After leaving college my first settlement was in a little Yorkshire town, not far from Calverley, and my first visit was to conduct a funeral service in the house on the occasion of the death of a young man belonging to my church, but residing at Calverley.
I accompanied the friends and mourners to the churchyard, where the services were completed by the Vicar, the present burial laws not being t.hen in operation. This was my first acquaintance with Calverley. On another occasion I had been preaching at Huddersfield and reached Leeds on the return journey after the last train on Sunday night had gone. I set out to walk home, some half-dozen or more miles distant, and had to go through Calverley: On passing the churchyard I saw something which gradually developed into a beautiful form of light, which accompanied me some distance, with finger pointing onwards, and then gradually disappeared. My feelings cannot be described, but I walked quietly forward, and after a little began to breathe in more regular order, and went on my way wondering at the things I had seen and heard.

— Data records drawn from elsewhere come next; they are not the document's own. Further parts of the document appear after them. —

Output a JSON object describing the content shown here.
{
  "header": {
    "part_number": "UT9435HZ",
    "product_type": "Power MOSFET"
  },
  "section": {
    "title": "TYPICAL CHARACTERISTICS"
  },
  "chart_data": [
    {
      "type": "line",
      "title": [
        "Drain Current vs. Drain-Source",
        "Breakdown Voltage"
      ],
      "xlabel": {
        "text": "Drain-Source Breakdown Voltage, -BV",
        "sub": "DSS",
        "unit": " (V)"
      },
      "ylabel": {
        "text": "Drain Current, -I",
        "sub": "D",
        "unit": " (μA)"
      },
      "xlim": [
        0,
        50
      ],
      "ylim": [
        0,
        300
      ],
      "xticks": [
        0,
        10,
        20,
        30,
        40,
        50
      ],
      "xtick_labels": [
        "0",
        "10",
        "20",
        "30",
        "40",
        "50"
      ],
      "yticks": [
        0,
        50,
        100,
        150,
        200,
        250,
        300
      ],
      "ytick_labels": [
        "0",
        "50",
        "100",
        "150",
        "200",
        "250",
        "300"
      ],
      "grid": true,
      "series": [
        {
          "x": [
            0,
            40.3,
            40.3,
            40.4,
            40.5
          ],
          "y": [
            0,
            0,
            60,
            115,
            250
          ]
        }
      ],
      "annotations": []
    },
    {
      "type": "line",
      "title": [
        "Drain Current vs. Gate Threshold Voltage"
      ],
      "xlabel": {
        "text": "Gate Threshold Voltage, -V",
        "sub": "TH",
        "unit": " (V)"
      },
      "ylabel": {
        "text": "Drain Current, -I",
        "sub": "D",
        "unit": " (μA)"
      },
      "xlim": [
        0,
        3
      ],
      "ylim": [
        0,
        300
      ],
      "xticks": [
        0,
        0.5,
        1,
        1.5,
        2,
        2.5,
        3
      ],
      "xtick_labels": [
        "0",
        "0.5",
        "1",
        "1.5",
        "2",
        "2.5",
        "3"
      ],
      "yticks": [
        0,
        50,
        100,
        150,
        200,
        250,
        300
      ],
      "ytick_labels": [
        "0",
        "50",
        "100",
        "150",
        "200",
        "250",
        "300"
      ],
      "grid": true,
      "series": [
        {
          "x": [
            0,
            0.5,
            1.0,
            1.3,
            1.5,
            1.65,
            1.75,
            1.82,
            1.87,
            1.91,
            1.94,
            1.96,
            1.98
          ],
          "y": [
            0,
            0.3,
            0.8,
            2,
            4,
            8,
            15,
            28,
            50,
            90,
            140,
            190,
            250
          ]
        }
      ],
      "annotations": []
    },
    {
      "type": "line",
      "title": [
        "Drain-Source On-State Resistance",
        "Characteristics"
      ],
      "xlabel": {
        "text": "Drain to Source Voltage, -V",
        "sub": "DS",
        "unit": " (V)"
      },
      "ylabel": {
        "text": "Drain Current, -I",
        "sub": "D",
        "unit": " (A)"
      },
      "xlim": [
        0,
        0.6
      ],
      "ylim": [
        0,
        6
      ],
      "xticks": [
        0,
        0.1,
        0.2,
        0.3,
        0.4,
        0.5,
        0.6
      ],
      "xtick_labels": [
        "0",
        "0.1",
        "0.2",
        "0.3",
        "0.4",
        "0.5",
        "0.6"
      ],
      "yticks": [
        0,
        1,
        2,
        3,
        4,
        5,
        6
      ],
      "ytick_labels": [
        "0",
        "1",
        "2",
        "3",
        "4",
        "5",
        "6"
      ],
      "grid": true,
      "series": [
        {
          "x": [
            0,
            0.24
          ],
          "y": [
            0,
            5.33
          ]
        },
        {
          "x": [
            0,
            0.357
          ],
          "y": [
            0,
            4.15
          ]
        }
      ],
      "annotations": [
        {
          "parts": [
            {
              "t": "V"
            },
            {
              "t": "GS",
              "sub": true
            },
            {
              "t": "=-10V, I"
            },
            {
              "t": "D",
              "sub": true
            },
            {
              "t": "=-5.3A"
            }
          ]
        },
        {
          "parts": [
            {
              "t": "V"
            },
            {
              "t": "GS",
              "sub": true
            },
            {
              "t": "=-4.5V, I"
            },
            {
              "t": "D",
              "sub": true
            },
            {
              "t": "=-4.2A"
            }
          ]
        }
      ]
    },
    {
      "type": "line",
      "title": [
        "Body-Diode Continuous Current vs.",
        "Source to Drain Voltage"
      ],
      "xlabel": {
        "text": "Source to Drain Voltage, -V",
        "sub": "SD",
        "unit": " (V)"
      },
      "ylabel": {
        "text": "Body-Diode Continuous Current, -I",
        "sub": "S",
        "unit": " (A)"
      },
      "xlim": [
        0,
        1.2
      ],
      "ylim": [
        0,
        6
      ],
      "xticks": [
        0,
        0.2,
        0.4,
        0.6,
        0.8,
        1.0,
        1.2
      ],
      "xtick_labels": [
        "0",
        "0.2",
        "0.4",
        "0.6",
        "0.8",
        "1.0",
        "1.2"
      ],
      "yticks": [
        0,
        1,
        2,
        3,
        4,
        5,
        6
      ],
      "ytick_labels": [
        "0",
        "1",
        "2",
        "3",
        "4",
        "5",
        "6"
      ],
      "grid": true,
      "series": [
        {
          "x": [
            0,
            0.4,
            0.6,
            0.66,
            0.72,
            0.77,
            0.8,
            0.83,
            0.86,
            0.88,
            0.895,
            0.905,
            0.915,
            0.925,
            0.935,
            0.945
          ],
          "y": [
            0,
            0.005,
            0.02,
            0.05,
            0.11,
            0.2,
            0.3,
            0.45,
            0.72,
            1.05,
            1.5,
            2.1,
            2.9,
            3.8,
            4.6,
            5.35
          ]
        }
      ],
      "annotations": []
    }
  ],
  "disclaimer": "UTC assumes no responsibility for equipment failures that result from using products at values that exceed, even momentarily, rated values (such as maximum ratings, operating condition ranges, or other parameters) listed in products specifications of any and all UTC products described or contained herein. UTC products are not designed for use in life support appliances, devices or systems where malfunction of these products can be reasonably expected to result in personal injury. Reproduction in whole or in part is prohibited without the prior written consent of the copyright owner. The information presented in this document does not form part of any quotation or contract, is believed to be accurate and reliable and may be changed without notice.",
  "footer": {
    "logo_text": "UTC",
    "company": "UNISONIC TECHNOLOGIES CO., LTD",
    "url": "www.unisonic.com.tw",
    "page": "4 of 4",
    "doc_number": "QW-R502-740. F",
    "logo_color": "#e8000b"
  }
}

I make no comment on this beyond saying that I have nothing sensational to suggest or phenomenal to explain but simply to relate what came to me at one period of my life’s journey, and, my view of the paragraphs of the papers, what now appears to be a rather remarkable coincidence.
(Danby House, Gorleston, 28th December, 1901)
There is a ghost story associated with Calverley. In 1604 the local landowner, Walter Calverley, murdered some of his children in a fit of madness. He refused to plead and was pressed to death, a method used to force a confession. But he died without confessing his crime probably to ensure that his estate was not taken from his remaining family.Legend has it that he can still be seen as a ghost, wandering in the grounds of his former home. The murder inspired a play, A Yorkshire Tragedy, sometimes thought to be by Shakespeare.
John Birks’s mother and brother, Richard Elliott Birks, both attended spiritualist sessions, but there is no evidence that he shared their interest – so maybe he really did see a ghost!